In the depicted scheme, the data is “double-pumped,” which means that data bits are transmitted on both the rising and falling edges of a clock, thereby effectively doubling the data bit rate. Each data transmitter 105 has flops 111, 112 coupled to feed data bits from a data source (e.g., read FIFO) through a 2:1 multiplexer 109 to a differential output driver 107 (e.g., a current mode driver to generate a differential voltage across termination resistors, not shown). (Note that for simplicity sake, the output drivers are represented simply using driver block symbols. Skilled persons will appreciate, however, that actual implementations may include other blocks such as transmitter equalization circuitry, finite state machine and other non-timing critical logic, as well as more time critical circuits such as transmitter serializers, pre-driver blocks, and/or current-steering current-mode digital-to-analog converter circuits. In some embodiments, such timing critical circuits may be supplied with a separate supply such as a filtered analog supply.) The clocks for the flops are provided from a PLL 119, which also feeds a single-ended to differential buffer 116 to provide the clock to an output clock driver 117 in each clock transmitter 115 to be forwarded to an associated receiver.
The clock receivers 135 comprise a differential receiver 137 to receive the clock from an associated clock transmitter. The receiver 137 provides the received clock to a delay locked loop (DLL) 139, which typically provides the clock at two or more different delay values (as dictated by control circuitry, not shown) to its associated N data receivers.
Each data receiver 125 has a differential receiver 127, a phase interpolator circuit (PI) 129, and a sampling latch 131. A transmitted data signal is received by the receiver 127, which provides it to the latch in a suitable form. The latch samples (or captures) a data value in each data signal phase off of an edge of a clock that is generated by the PI 129. From here, it is transferred downstream into a suitable memory buffer and/or into other memory (not shown).

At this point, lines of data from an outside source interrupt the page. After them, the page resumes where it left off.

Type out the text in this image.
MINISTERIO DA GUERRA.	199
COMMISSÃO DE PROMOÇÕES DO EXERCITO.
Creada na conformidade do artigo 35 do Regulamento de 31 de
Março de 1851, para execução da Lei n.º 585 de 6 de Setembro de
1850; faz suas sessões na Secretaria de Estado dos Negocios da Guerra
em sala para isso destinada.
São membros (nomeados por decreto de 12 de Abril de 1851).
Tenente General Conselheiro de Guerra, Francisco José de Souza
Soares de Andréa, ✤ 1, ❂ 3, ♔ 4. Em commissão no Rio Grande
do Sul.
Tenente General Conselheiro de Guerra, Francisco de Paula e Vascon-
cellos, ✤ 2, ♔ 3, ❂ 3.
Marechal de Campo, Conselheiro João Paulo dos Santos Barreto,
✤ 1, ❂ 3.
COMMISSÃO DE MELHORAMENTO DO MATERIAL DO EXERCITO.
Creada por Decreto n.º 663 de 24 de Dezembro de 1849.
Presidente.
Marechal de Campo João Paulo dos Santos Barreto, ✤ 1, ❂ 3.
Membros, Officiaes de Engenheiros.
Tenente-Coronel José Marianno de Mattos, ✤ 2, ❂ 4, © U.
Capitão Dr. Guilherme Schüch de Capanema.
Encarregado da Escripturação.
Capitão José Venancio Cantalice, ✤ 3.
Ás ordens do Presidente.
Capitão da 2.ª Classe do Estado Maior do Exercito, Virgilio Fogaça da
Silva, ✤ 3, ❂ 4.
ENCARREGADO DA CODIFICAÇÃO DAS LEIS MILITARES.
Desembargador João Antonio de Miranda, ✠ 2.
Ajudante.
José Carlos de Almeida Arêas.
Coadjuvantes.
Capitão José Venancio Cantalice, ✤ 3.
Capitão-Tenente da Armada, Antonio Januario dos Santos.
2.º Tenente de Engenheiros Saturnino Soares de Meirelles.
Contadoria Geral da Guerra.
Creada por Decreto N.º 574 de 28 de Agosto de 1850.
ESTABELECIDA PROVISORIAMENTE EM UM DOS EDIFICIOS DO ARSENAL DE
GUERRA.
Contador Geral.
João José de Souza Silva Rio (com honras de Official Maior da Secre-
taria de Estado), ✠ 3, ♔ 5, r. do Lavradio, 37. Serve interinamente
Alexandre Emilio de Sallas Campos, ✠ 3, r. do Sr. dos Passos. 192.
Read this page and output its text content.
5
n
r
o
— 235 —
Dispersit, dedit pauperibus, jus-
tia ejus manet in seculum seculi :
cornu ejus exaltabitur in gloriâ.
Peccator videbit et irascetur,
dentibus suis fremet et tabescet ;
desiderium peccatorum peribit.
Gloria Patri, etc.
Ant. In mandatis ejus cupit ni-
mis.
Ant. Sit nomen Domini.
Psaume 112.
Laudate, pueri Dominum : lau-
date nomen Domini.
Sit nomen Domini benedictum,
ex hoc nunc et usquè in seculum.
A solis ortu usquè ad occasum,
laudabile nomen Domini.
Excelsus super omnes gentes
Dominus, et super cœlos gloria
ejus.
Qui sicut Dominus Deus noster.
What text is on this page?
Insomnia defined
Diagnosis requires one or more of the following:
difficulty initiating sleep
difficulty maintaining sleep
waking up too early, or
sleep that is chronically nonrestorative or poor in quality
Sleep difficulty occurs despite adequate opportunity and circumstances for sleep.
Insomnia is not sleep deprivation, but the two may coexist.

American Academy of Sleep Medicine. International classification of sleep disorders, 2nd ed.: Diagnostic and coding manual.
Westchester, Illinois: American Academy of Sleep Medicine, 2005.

The phase of the PI generated clock is dictated by the clock phases provided to the PI from the DLL 139. During initialization or calibration, training sequences are transmitted from the transmitters in each agent to their associated receivers for among other reasons, to set the DLLs in order to sample the data sufficiently within the center of the data phase. This compensates for jitter due to factors such as process and temperature variations. Unfortunately, this calibration or training can be impaired due to non-ideal conditions such as when noise is generated in the transmitter. For example, simultaneous switching noise (SSN) may be generated within the transmitters when transitions occur at the same time over the several lanes in a link. To reduce the affects of noise, in some cases, separate supplies may be used for the more timing critical blocks in a transmitter. Unfortunately, however, this may not be practical or it may not be sufficient, e.g., to meet more ambitious jitter requirements. Accordingly, new solutions may be desired.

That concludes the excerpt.